On Behalf of | Dec 1, 2021 | Divorce

During a divorce, residents of California will need to divide their property. Understanding how the division of property works in the state is important to ensure that it is split correctly during the divorce settlement.

Types of property

During divorce negotiations, spouses will consider three types of property. These include:

  • Separate property, which is any property or earning acquired before marriage, inheritance or individual gifts.
  • Community property, which is any property or earnings acquired during the marriage.
  • Commingled property, which is any property that involves both separate and community property, such as an asset bought with money from an inheritance but improved with money earned during the marriage.

Dividing property

California is a community property state, which means that the state considers any property acquired during the marriage, even if only one spouse’s name is on the title, as well as any income earned during the marriage belonging to both spouses.
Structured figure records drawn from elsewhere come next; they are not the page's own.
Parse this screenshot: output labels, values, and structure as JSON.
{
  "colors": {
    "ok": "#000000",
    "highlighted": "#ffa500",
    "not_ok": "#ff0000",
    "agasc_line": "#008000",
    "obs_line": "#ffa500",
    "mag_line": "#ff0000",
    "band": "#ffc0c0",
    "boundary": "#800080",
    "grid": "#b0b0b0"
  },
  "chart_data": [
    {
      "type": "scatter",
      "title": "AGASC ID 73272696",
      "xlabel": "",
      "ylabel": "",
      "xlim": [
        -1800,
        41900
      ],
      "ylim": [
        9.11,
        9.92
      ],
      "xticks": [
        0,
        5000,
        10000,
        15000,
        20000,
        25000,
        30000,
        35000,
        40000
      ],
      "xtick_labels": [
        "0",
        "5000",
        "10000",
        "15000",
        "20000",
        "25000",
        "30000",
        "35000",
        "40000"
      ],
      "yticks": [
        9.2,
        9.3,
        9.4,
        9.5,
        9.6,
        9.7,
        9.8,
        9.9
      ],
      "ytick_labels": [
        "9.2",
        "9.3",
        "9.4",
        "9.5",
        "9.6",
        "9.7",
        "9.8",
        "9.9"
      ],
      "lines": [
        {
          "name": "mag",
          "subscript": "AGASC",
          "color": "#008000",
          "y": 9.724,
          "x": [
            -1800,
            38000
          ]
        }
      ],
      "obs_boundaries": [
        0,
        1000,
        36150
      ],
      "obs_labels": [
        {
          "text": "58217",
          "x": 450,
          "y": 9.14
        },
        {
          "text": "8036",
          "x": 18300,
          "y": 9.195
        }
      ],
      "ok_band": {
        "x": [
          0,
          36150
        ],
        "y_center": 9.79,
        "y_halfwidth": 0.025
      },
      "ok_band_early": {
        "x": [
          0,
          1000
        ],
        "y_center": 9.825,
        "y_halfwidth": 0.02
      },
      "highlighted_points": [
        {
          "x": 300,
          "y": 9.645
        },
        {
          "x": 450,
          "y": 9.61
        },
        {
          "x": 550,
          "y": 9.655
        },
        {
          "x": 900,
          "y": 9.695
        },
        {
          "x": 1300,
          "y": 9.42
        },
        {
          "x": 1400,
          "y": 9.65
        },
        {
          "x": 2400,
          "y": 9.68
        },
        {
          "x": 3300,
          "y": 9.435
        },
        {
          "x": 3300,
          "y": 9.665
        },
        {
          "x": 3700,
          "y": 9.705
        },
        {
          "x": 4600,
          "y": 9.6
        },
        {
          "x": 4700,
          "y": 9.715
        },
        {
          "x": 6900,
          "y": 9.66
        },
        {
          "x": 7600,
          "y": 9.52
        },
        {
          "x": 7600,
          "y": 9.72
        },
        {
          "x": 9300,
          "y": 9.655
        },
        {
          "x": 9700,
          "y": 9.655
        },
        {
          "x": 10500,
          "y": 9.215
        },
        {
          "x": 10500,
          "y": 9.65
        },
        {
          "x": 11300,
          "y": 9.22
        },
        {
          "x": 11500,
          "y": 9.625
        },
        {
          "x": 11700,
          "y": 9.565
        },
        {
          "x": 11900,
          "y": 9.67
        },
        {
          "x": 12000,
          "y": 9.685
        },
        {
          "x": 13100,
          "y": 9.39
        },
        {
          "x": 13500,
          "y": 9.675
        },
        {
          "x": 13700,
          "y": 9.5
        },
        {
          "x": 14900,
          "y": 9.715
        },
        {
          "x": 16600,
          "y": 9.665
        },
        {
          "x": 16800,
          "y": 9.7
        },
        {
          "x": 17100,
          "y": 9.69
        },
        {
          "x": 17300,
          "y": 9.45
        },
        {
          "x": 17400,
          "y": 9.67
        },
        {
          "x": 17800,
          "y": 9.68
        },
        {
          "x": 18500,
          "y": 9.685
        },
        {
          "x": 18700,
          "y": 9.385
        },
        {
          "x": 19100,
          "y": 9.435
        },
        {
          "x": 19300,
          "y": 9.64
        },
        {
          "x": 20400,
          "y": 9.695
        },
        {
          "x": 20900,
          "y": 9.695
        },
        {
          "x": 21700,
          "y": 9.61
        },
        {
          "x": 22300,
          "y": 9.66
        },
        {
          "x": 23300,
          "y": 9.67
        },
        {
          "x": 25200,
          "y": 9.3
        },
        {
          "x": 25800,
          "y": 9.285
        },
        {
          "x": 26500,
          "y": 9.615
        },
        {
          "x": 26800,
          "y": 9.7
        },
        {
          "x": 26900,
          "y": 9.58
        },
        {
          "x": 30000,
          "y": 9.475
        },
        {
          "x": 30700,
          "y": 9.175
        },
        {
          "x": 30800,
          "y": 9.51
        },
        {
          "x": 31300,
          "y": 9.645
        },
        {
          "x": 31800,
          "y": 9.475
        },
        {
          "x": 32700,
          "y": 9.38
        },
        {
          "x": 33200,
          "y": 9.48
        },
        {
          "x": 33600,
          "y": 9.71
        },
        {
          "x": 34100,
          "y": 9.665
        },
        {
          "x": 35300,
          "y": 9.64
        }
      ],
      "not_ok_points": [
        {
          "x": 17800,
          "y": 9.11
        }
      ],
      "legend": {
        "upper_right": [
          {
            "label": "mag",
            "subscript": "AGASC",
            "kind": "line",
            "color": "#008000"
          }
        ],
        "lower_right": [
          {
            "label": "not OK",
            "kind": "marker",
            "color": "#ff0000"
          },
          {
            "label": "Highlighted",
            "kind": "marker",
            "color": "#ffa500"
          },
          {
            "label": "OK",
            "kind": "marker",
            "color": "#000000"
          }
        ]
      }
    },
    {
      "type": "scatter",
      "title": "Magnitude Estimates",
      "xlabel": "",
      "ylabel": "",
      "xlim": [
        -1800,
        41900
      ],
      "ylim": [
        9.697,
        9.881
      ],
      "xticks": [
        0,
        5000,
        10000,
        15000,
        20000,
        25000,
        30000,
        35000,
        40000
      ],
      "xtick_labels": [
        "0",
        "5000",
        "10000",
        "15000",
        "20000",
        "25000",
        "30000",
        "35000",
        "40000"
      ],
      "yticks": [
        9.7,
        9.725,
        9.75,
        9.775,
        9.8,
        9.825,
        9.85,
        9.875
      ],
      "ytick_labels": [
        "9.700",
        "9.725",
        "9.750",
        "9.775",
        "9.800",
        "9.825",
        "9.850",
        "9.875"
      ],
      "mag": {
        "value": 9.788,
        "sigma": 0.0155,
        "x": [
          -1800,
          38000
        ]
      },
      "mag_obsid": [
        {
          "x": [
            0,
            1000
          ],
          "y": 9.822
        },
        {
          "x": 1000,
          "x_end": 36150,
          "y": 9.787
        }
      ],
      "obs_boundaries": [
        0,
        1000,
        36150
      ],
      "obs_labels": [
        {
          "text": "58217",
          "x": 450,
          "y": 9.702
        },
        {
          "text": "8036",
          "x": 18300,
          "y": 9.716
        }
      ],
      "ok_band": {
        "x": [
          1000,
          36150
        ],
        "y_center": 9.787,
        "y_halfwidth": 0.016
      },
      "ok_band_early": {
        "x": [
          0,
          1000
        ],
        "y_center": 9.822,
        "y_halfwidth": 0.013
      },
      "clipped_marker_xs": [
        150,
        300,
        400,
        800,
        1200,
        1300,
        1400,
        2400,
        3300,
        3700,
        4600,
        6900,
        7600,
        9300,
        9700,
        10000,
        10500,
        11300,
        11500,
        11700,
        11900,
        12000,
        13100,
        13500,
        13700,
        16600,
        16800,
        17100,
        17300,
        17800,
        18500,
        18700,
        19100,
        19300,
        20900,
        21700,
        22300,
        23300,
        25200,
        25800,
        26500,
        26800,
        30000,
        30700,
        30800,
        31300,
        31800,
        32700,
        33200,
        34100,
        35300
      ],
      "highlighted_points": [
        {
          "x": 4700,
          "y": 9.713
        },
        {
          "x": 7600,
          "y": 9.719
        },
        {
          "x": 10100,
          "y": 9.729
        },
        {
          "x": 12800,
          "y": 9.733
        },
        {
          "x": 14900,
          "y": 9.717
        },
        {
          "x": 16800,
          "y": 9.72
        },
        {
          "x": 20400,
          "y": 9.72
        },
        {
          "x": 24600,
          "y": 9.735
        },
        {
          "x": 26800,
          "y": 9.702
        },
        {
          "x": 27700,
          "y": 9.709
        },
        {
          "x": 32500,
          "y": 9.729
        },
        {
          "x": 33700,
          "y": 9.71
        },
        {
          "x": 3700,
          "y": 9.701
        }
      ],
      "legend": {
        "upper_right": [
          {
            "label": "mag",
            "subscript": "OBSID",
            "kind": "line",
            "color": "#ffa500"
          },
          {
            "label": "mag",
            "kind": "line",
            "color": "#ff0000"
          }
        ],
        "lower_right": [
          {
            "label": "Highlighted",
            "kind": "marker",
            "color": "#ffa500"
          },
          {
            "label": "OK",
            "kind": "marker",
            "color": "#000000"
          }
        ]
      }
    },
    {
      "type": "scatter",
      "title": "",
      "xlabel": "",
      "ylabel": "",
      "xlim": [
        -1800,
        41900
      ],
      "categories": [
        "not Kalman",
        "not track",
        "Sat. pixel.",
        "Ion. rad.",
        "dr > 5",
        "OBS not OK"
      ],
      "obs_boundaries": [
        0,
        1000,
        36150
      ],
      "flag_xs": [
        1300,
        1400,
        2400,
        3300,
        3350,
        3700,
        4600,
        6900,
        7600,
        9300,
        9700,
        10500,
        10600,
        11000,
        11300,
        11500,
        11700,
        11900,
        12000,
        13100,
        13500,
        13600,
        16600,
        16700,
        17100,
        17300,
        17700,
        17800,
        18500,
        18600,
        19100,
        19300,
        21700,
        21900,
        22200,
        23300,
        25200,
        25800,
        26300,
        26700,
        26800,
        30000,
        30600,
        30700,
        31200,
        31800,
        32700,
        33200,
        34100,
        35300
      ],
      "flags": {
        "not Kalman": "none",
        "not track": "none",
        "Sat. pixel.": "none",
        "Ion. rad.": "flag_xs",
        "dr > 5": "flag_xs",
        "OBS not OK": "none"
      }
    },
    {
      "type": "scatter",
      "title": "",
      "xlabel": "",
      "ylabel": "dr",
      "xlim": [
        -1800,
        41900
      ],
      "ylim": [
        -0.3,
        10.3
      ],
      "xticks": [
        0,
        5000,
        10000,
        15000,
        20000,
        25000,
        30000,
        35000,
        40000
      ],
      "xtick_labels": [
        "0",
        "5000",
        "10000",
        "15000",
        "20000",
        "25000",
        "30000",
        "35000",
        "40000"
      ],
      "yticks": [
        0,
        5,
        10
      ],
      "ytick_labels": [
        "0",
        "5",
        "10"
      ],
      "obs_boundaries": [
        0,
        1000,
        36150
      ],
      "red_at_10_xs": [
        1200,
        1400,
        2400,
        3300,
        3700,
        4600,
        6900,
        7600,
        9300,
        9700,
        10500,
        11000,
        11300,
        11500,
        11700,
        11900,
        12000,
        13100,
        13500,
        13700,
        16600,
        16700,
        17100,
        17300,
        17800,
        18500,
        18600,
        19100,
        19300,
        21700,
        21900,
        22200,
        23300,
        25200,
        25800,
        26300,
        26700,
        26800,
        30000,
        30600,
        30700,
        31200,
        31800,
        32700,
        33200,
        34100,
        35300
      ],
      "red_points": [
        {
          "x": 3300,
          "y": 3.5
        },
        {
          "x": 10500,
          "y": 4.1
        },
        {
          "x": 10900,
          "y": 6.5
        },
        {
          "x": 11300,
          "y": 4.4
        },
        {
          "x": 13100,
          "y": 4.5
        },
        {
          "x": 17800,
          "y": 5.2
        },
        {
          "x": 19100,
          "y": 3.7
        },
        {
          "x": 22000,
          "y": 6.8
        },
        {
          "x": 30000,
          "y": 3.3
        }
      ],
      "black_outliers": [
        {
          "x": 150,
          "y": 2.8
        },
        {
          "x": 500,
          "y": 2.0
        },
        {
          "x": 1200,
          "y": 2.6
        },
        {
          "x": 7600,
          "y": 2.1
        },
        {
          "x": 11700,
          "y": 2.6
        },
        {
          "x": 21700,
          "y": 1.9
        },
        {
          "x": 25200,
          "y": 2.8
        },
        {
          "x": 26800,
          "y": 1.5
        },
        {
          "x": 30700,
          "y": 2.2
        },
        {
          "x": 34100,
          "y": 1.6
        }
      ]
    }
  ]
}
During the division of property, community assets are usually divided equally between the spouses while each spouse maintains a separate property.

Dividing commingled property is more complicated as it involves establishing which part of the value is separate and which part is community property. For commingled assets, only the part of the value considered community property will be divided between the spouses. This often involves retirement and pension plans, which may have been started before marriage but continued during the relationship.

Additionally, for these assets, particular rules also apply, and to have part of the value assigned to the other spouse usually requires a qualified domestic relations order, or QDRO, for each account. This may also include a home bought before the marriage or with inheritance money but with mortgage payments made from income earned during the marriage.

Making an error during the division of assets can have long-lasting consequences. Understanding where each asset falls and how it can legally be divided is important in preventing costly mistakes.